The biggest thumb down of Nigeria’s airports is the toilets. In fact, crew members of foreign airlines that operate to Nigeria do not use the toilets; so are many foreigners who travel to Nigeria. They prefer to hold in the urine or stool for longer periods of time and go to their hotels to relieve themselves.
This is because the bad story about Nigeria’s airport toilets has been circulated to the world by regular travellers to the country. But the dirtiest of all the toilets are located at the AkanuIbiam International Airport, Enugu. When THISDAY visited the airport last week, the acrid and pungent smell wafting from the toilets confirmed the complaints of the travellers to that airport that it would unequivocally win the award as the dirtiest airport in Nigeria.

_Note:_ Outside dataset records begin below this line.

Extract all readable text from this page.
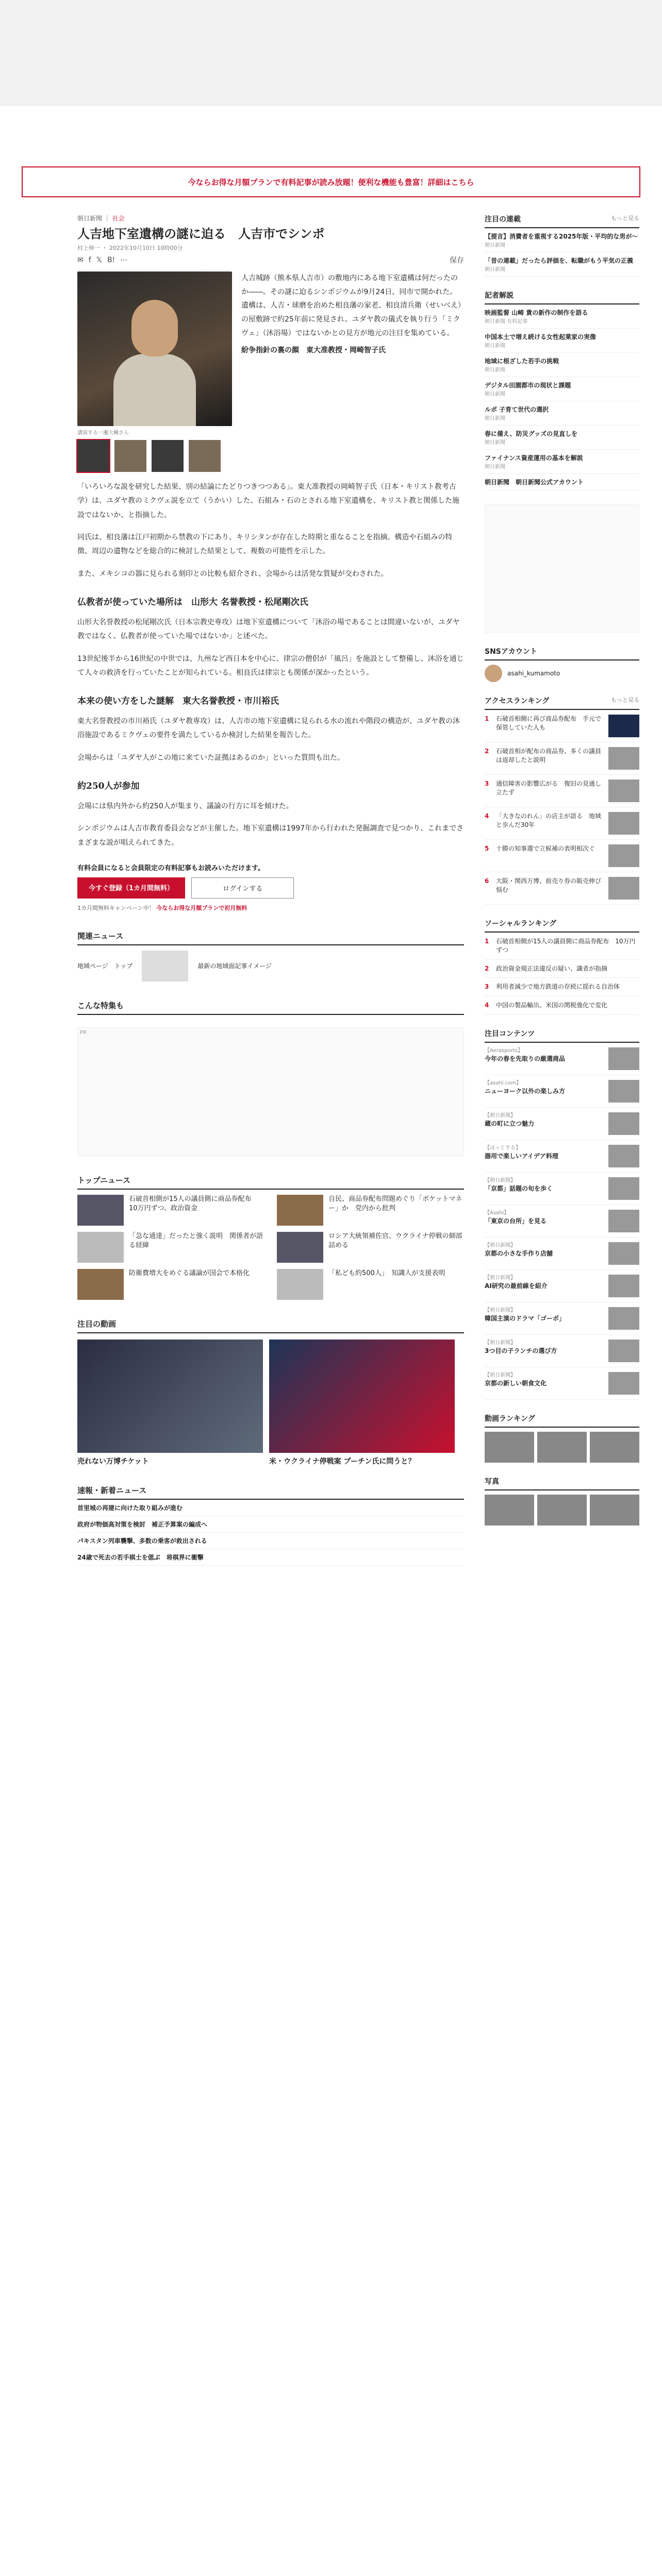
今ならお得な月額プランで有料記事が読み放題！便利な機能も豊富！詳細はこちら
朝日新聞 ｜ 社会
人吉地下室遺構の謎に迫る　人吉市でシンポ
村上伸一 ・ 2022年10月10日 10時00分
✉ f 𝕏 B! ⋯	保存
講演する一瀬大輔さん

人吉城跡（熊本県人吉市）の敷地内にある地下室遺構は何だったのか――。その謎に迫るシンポジウムが9月24日、同市で開かれた。遺構は、人吉・球磨を治めた相良藩の家老、相良清兵衛（せいべえ）の屋敷跡で約25年前に発見され、ユダヤ教の儀式を執り行う「ミクヴェ」（沐浴場）ではないかとの見方が地元の注目を集めている。

紛争指針の裏の顔　東大准教授・岡崎智子氏

「いろいろな説を研究した結果、別の結論にたどりつきつつある」。東大准教授の岡崎智子氏（日本・キリスト教考古学）は、ユダヤ教のミクヴェ説を立て（うかい）した、石組み・石のとされる地下室遺構を、キリスト教と関係した施設ではないか、と指摘した。

同氏は、相良藩は江戸初期から禁教の下にあり、キリシタンが存在した時期と重なることを指摘。構造や石組みの特徴、周辺の遺物などを総合的に検討した結果として、複数の可能性を示した。

また、メキシコの器に見られる刻印との比較も紹介され、会場からは活発な質疑が交わされた。

仏教者が使っていた場所は　山形大 名誉教授・松尾剛次氏

山形大名誉教授の松尾剛次氏（日本宗教史専攻）は地下室遺構について「沐浴の場であることは間違いないが、ユダヤ教ではなく、仏教者が使っていた場ではないか」と述べた。

13世紀後半から16世紀の中世では、九州など西日本を中心に、律宗の僧侶が「風呂」を施設として整備し、沐浴を通じて人々の救済を行っていたことが知られている。相良氏は律宗とも関係が深かったという。

本来の使い方をした謎解　東大名誉教授・市川裕氏

東大名誉教授の市川裕氏（ユダヤ教専攻）は、人吉市の地下室遺構に見られる水の流れや階段の構造が、ユダヤ教の沐浴施設であるミクヴェの要件を満たしているか検討した結果を報告した。

会場からは「ユダヤ人がこの地に来ていた証拠はあるのか」といった質問も出た。

約250人が参加

会場には県内外から約250人が集まり、議論の行方に耳を傾けた。

シンポジウムは人吉市教育委員会などが主催した。地下室遺構は1997年から行われた発掘調査で見つかり、これまでさまざまな説が唱えられてきた。

有料会員になると会員限定の有料記事もお読みいただけます。
今すぐ登録（1カ月間無料）	ログインする
1カ月間無料キャンペーン中！ 今ならお得な月額プランで初月無料
関連ニュース
地域ページ　トップ	最新の地域面記事イメージ
こんな特集も
PR
トップニュース
石破首相側が15人の議員側に商品券配布　10万円ずつ、政治資金
自民、商品券配布問題めぐり「ポケットマネー」か　党内から批判
「急な通達」だったと強く説明　関係者が語る経緯
ロシア大統領補佐官、ウクライナ停戦の細部詰める
防衛費増大をめぐる議論が国会で本格化	「私ども約500人」　知識人が支援表明
注目の動画

売れない万博チケット	米・ウクライナ停戦案 プーチン氏に問うと？

速報・新着ニュース
首里城の再建に向けた取り組みが進む
政府が物価高対策を検討　補正予算案の編成へ
パキスタン列車襲撃、多数の乗客が救出される
24歳で死去の若手棋士を偲ぶ　将棋界に衝撃
注目の連載	もっと見る
【提言】消費者を重視する2025年版・平均的な男が～
朝日新聞
「昔の連載」だったら評価を、転職がもう平気の正義
朝日新聞
記者解説
映画監督 山崎 貴の新作の制作を語る
朝日新聞 有料記事
中国本土で増え続ける女性起業家の実像
朝日新聞
地域に根ざした若手の挑戦
朝日新聞
デジタル田園都市の現状と課題
朝日新聞
ルポ 子育て世代の選択
朝日新聞
春に備え、防災グッズの見直しを
朝日新聞
ファイナンス資産運用の基本を解説
朝日新聞
朝日新聞　朝日新聞公式アカウント
SNSアカウント
asahi_kumamoto
アクセスランキング	もっと見る
1	石破首相側に再び商品券配布　手元で保管していた人も
2	石破首相が配布の商品券、多くの議員は返却したと説明
3	通信障害の影響広がる　復旧の見通し立たず
4	「大きなのれん」の店主が語る　地域と歩んだ30年
5	十勝の知事選で立候補の表明相次ぐ
6	大阪・関西万博、前売り券の販売伸び悩む
ソーシャルランキング
1	石破首相側が15人の議員側に商品券配布　10万円ずつ
2	政治資金規正法違反の疑い、識者が指摘
3	利用者減少で地方鉄道の存続に揺れる自治体
4	中国の製品輸出、米国の関税強化で変化
注目コンテンツ
【Aerasports】
今年の春を先取りの厳選商品
【asahi.com】
ニューヨーク以外の楽しみ方
【朝日新聞】
蔵の町に立つ魅力
【ほっとする】
器用で楽しいアイデア料理
【朝日新聞】
「京都」話題の旬を歩く
【Asahi】
「東京の台所」を見る
【朝日新聞】
京都の小さな手作り店舗
【朝日新聞】
AI研究の最前線を紹介
【朝日新聞】
韓国主演のドラマ「ゴーボ」
【朝日新聞】
3つ目の子ランチの選び方
【朝日新聞】
京都の新しい朝食文化
動画ランキング
写真
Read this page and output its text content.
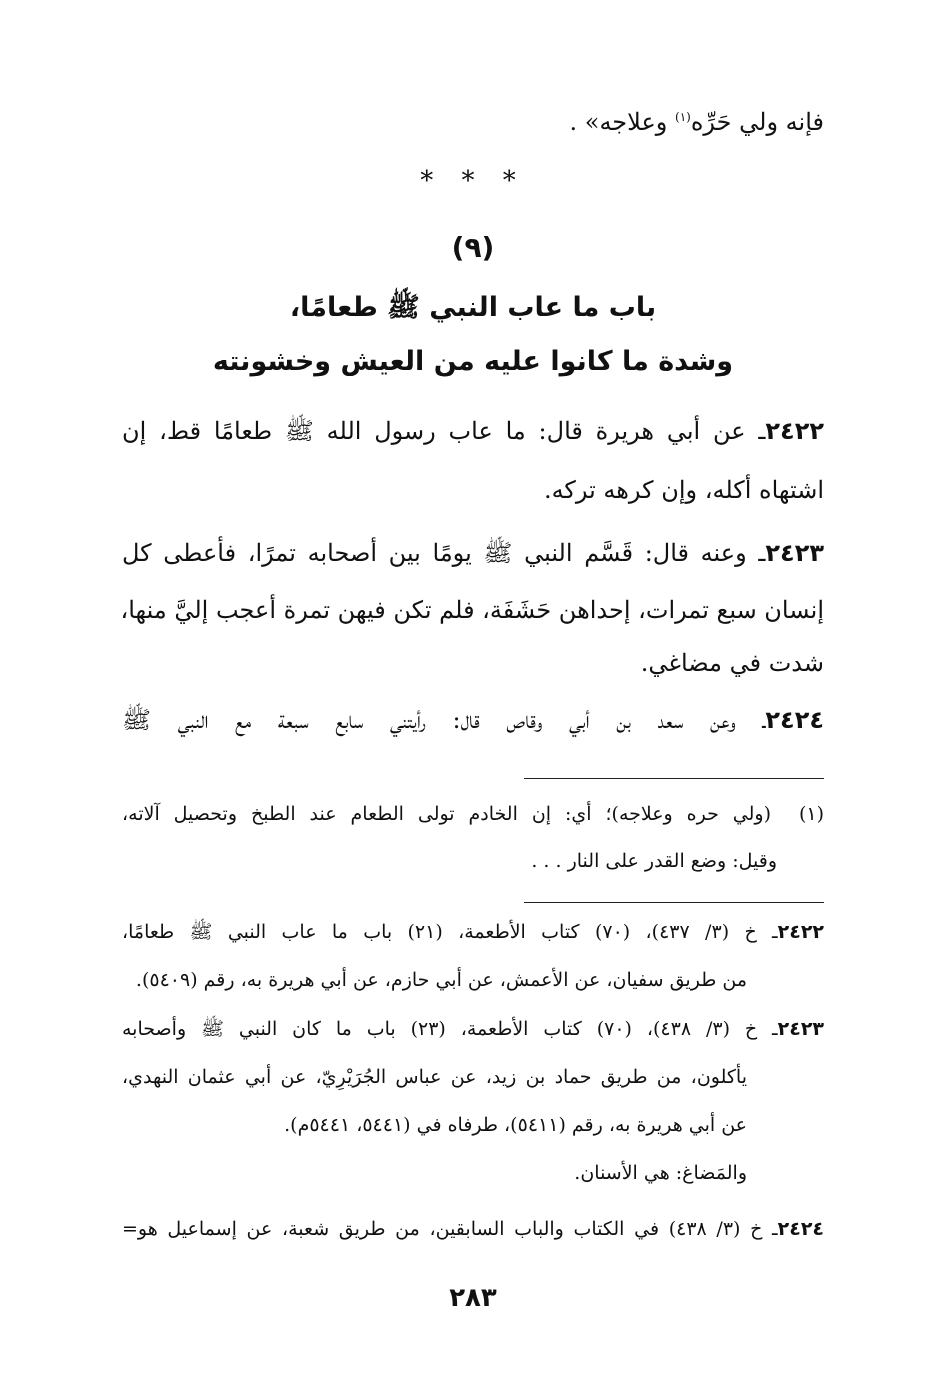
فإنه ولي حَرِّه$^{(١)}$ وعلاجه» .
* * *
(٩)
باب ما عاب النبي ﷺ طعامًا،
وشدة ما كانوا عليه من العيش وخشونته
٢٤٢٢ـ عن أبي هريرة قال: ما عاب رسول الله ﷺ طعامًا قط، إن
اشتهاه أكله، وإن كرهه تركه.
٢٤٢٣ـ وعنه قال: قَسَّم النبي ﷺ يومًا بين أصحابه تمرًا، فأعطى كل
إنسان سبع تمرات، إحداهن حَشَفَة، فلم تكن فيهن تمرة أعجب إليَّ منها،
شدت في مضاغي.
٢٤٢٤ـ وعن سعد بن أبي وقاص قال: رأيتني سابع سبعة مع النبي ﷺ
(١)  (ولي حره وعلاجه)؛ أي: إن الخادم تولى الطعام عند الطبخ وتحصيل آلاته،
وقيل: وضع القدر على النار . . .
٢٤٢٢ـ خ (٣/ ٤٣٧)، (٧٠) كتاب الأطعمة، (٢١) باب ما عاب النبي ﷺ طعامًا،
من طريق سفيان، عن الأعمش، عن أبي حازم، عن أبي هريرة به، رقم (٥٤٠٩).
٢٤٢٣ـ خ (٣/ ٤٣٨)، (٧٠) كتاب الأطعمة، (٢٣) باب ما كان النبي ﷺ وأصحابه
يأكلون، من طريق حماد بن زيد، عن عباس الجُرَيْرِيّ، عن أبي عثمان النهدي،
عن أبي هريرة به، رقم (٥٤١١)، طرفاه في (٥٤٤١، ٥٤٤١م).
والمَضاغ: هي الأسنان.
٢٤٢٤ـ خ (٣/ ٤٣٨) في الكتاب والباب السابقين، من طريق شعبة، عن إسماعيل هو=
٢٨٣
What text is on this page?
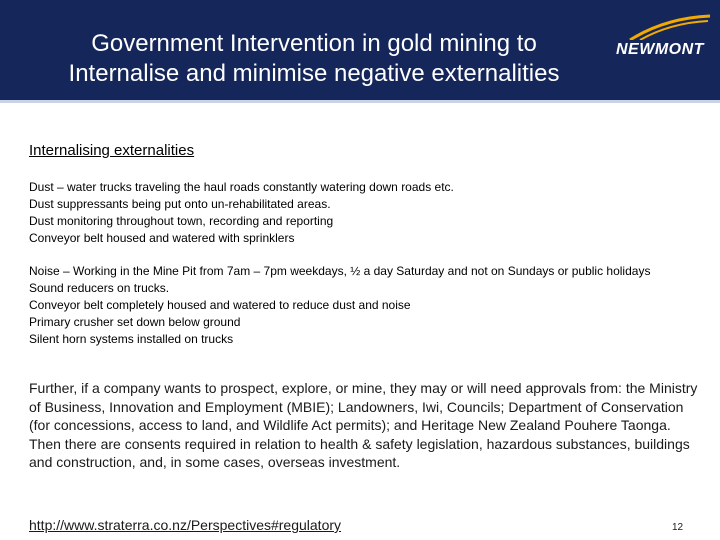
Government Intervention in gold mining to
Internalise and minimise negative externalities
NEWMONT
Internalising externalities
Dust – water trucks traveling the haul roads constantly watering down roads etc.
Dust suppressants being put onto un-rehabilitated areas.
Dust monitoring throughout town, recording and reporting
Conveyor belt housed and watered with sprinklers
Noise – Working in the Mine Pit from 7am – 7pm weekdays, ½ a day Saturday and not on Sundays or public holidays
Sound reducers on trucks.
Conveyor belt completely housed and watered to reduce dust and noise
Primary crusher set down below ground
Silent horn systems installed on trucks
Further, if a company wants to prospect, explore, or mine, they may or will need approvals from: the Ministry of Business, Innovation and Employment (MBIE); Landowners, Iwi, Councils; Department of Conservation (for concessions, access to land, and Wildlife Act permits); and Heritage New Zealand Pouhere Taonga. Then there are consents required in relation to health & safety legislation, hazardous substances, buildings and construction, and, in some cases, overseas investment.
http://www.straterra.co.nz/Perspectives#regulatory	12
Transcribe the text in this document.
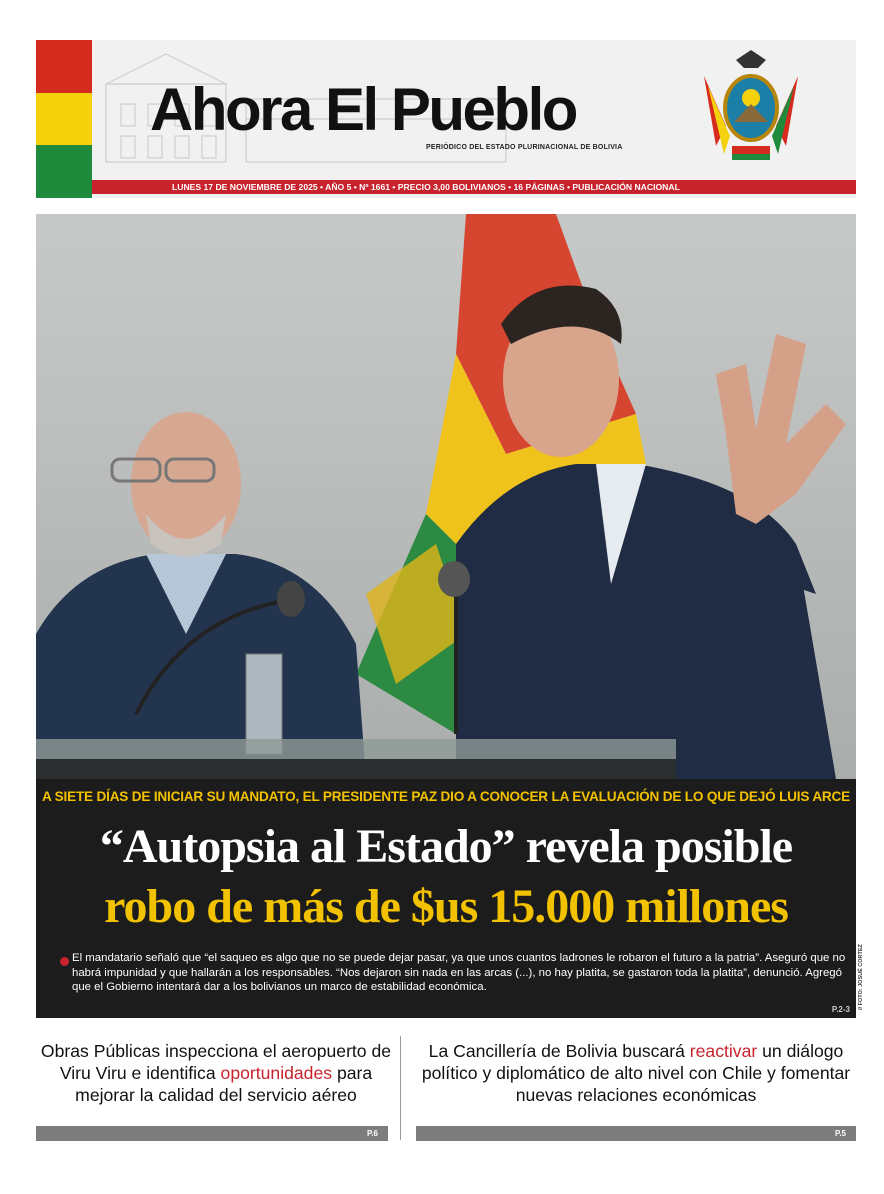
Ahora El Pueblo
PERIÓDICO DEL ESTADO PLURINACIONAL DE BOLIVIA
LUNES 17 DE NOVIEMBRE DE 2025 • AÑO 5 • Nº 1661 • PRECIO 3,00 BOLIVIANOS • 16 PÁGINAS • PUBLICACIÓN NACIONAL
A SIETE DÍAS DE INICIAR SU MANDATO, EL PRESIDENTE PAZ DIO A CONOCER LA EVALUACIÓN DE LO QUE DEJÓ LUIS ARCE
“Autopsia al Estado” revela posible
robo de más de $us 15.000 millones
El mandatario señaló que “el saqueo es algo que no se puede dejar pasar, ya que unos cuantos ladrones le robaron el futuro a la patria”. Aseguró que no habrá impunidad y que hallarán a los responsables. “Nos dejaron sin nada en las arcas (...), no hay platita, se gastaron toda la platita”, denunció. Agregó que el Gobierno intentará dar a los bolivianos un marco de estabilidad económica.
P.2-3 // FOTO: JOSUÉ CORTEZ
Obras Públicas inspecciona el aeropuerto de Viru Viru e identifica oportunidades para mejorar la calidad del servicio aéreo
La Cancillería de Bolivia buscará reactivar un diálogo político y diplomático de alto nivel con Chile y fomentar nuevas relaciones económicas
P.6	P.5
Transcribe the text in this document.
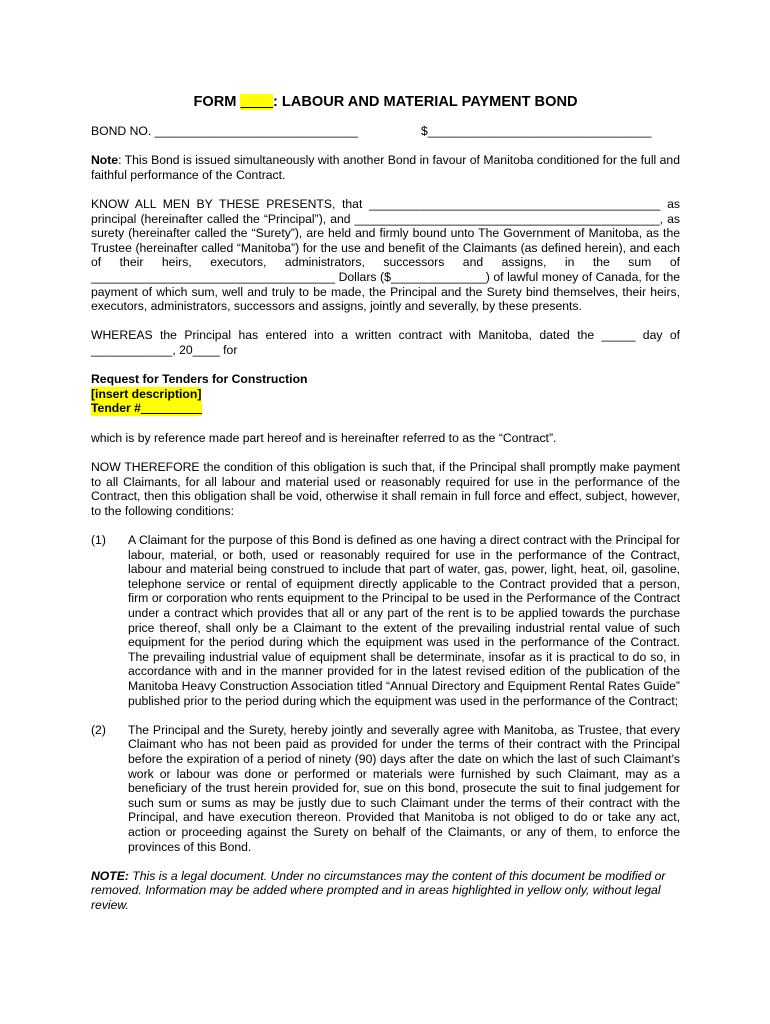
FORM ____: LABOUR AND MATERIAL PAYMENT BOND
BOND NO. ______________________________	$_________________________________
Note: This Bond is issued simultaneously with another Bond in favour of Manitoba conditioned for the full and faithful performance of the Contract.
KNOW ALL MEN BY THESE PRESENTS, that ___________________________________________ as principal (hereinafter called the “Principal”), and _____________________________________________, as surety (hereinafter called the “Surety”), are held and firmly bound unto The Government of Manitoba, as the Trustee (hereinafter called “Manitoba”) for the use and benefit of the Claimants (as defined herein), and each of their heirs, executors, administrators, successors and assigns, in the sum of ____________________________________ Dollars ($______________) of lawful money of Canada, for the payment of which sum, well and truly to be made, the Principal and the Surety bind themselves, their heirs, executors, administrators, successors and assigns, jointly and severally, by these presents.
WHEREAS the Principal has entered into a written contract with Manitoba, dated the _____ day of ____________, 20____ for
Request for Tenders for Construction
[insert description]
Tender #_________
which is by reference made part hereof and is hereinafter referred to as the “Contract”.
NOW THEREFORE the condition of this obligation is such that, if the Principal shall promptly make payment to all Claimants, for all labour and material used or reasonably required for use in the performance of the Contract, then this obligation shall be void, otherwise it shall remain in full force and effect, subject, however, to the following conditions:
(1)	A Claimant for the purpose of this Bond is defined as one having a direct contract with the Principal for labour, material, or both, used or reasonably required for use in the performance of the Contract, labour and material being construed to include that part of water, gas, power, light, heat, oil, gasoline, telephone service or rental of equipment directly applicable to the Contract provided that a person, firm or corporation who rents equipment to the Principal to be used in the Performance of the Contract under a contract which provides that all or any part of the rent is to be applied towards the purchase price thereof, shall only be a Claimant to the extent of the prevailing industrial rental value of such equipment for the period during which the equipment was used in the performance of the Contract. The prevailing industrial value of equipment shall be determinate, insofar as it is practical to do so, in accordance with and in the manner provided for in the latest revised edition of the publication of the Manitoba Heavy Construction Association titled “Annual Directory and Equipment Rental Rates Guide” published prior to the period during which the equipment was used in the performance of the Contract;
(2)	The Principal and the Surety, hereby jointly and severally agree with Manitoba, as Trustee, that every Claimant who has not been paid as provided for under the terms of their contract with the Principal before the expiration of a period of ninety (90) days after the date on which the last of such Claimant's work or labour was done or performed or materials were furnished by such Claimant, may as a beneficiary of the trust herein provided for, sue on this bond, prosecute the suit to final judgement for such sum or sums as may be justly due to such Claimant under the terms of their contract with the Principal, and have execution thereon. Provided that Manitoba is not obliged to do or take any act, action or proceeding against the Surety on behalf of the Claimants, or any of them, to enforce the provinces of this Bond.
NOTE: This is a legal document. Under no circumstances may the content of this document be modified or removed. Information may be added where prompted and in areas highlighted in yellow only, without legal review.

In rating airports, one of the key factors that are considered is the cleanliness of the toilets. In many airports of the world, cleaners who run on shifts continuously clean the toilets, as passengers surge in to relief and clean themselves.
THISDAY recently studied the activities of toilet attendants at different Nigeria’s airports in Lagos, Abuja, Enugu and Ilorin. At the General Aviation Terminal (GAT) of the Lagos airport, an attendant targets the passengers coming in to use the toilets. As atraveller enters the toilet, the attendant is poised, holding toilet roll in the hand and waits for the traveller to finish using the toilet. As the traveler comes out of the toilet to the hand wash stand, the attendant unrolls the toilet roll and hands over to the traveller about 60 centimeter of toilet roll, after he has washed his hands. As he is cleaning his hands, the attendant will obsequiously clean his shoes with toilet roll. All these are to make the man drop some money.
Careful observation reveals that most of the attendants are not really committed to their jobs; workers of the Federal Airports Authority of Nigeria (FAAN) explained why it is so to THISDAY.
On why Enugu airport may be the dirtiest in the country, a FAAN official told THISDAY that the airport management earmarks and pays a meagre N106, 000 for the cleaning of the airport for one month. This is the money that is paid to the person who recruits those that clean the airport.
“The toilets are really dirty and this is because we don’t have cleaners, coupled with the way the terminal was built. We don’t have dedicated cleaners and this is because they have not given the airport any attention. If you invite a cleaner now and give him the job they will pay him peanuts. If you want effective cleaning of the toilets, they should give them out as contract. It is better. The airport is dirty because it is FAAN that is arranging the cleaning.
“Can you imagine that the cleaners of the airport are paid N106, 000? They should take the airport seriously. The proper thing is to engage a professional as it was done in other airports or they should earmark enough money to pay the cleaners doing it for FAAN,” the official said.
THISDAY also spoke with some senior FAAN officials in Lagos who proffered solution to the intractable problem of inefficient management of airport toilets.
One of them suggested that the contracts on the cleanliness of the airports, including that of Lagos, Abuja and other major airports in the country should be reviewed.
“So many factors are involved. Are the cleaners paid as at when due. For them to provide standard service, FAAN has to sign service level agreement with stakeholders, which means there is standard they cannot go below. The contractor should be paid optimally what is commensurate with the standard,” the official said.
He decried the prevalent situation whereby money generated by FAAN is diverted to take care of other issues rather than being used to maintain and manage the airports. According to him, the Ministry dictates everything that happens in FAAN and how monies generated must be used. It is this interference, he said, that has dogged the activities of the agency and that is why FAAN cannot carry out some of its responsibilities.
“The International Civil Aviation Organisation (ICAO) said all monies generated from the airports should be ploughed back to maintain and manage the airports. But in our own case, all money generated is taken away by politicians. What we spend outside is more than what we spend on the maintenance of the airports. We must have to say the truth. If the Minister says, go and pay money elsewhere it will be done because the Managing Director will not like to lose his job. This is the major problem that we have,” the official said.
According to him, it is not concession of the airports that will solve FAAN’s problem because the concession will not be transparently done and done with sincerity of purpose; what FAAN needs, he said, is autonomy; “the autonomy that will stop these interferences.”
Anyone who travels to Enugu and visits the toilets will know that they are eye-sore. Urgent action should be taken to make them clean. Although it has been dubbed the worst but all other airports toilets need significant improvement so that Nigeria will no more be at the lowest rung of the ladder in airport cleanliness.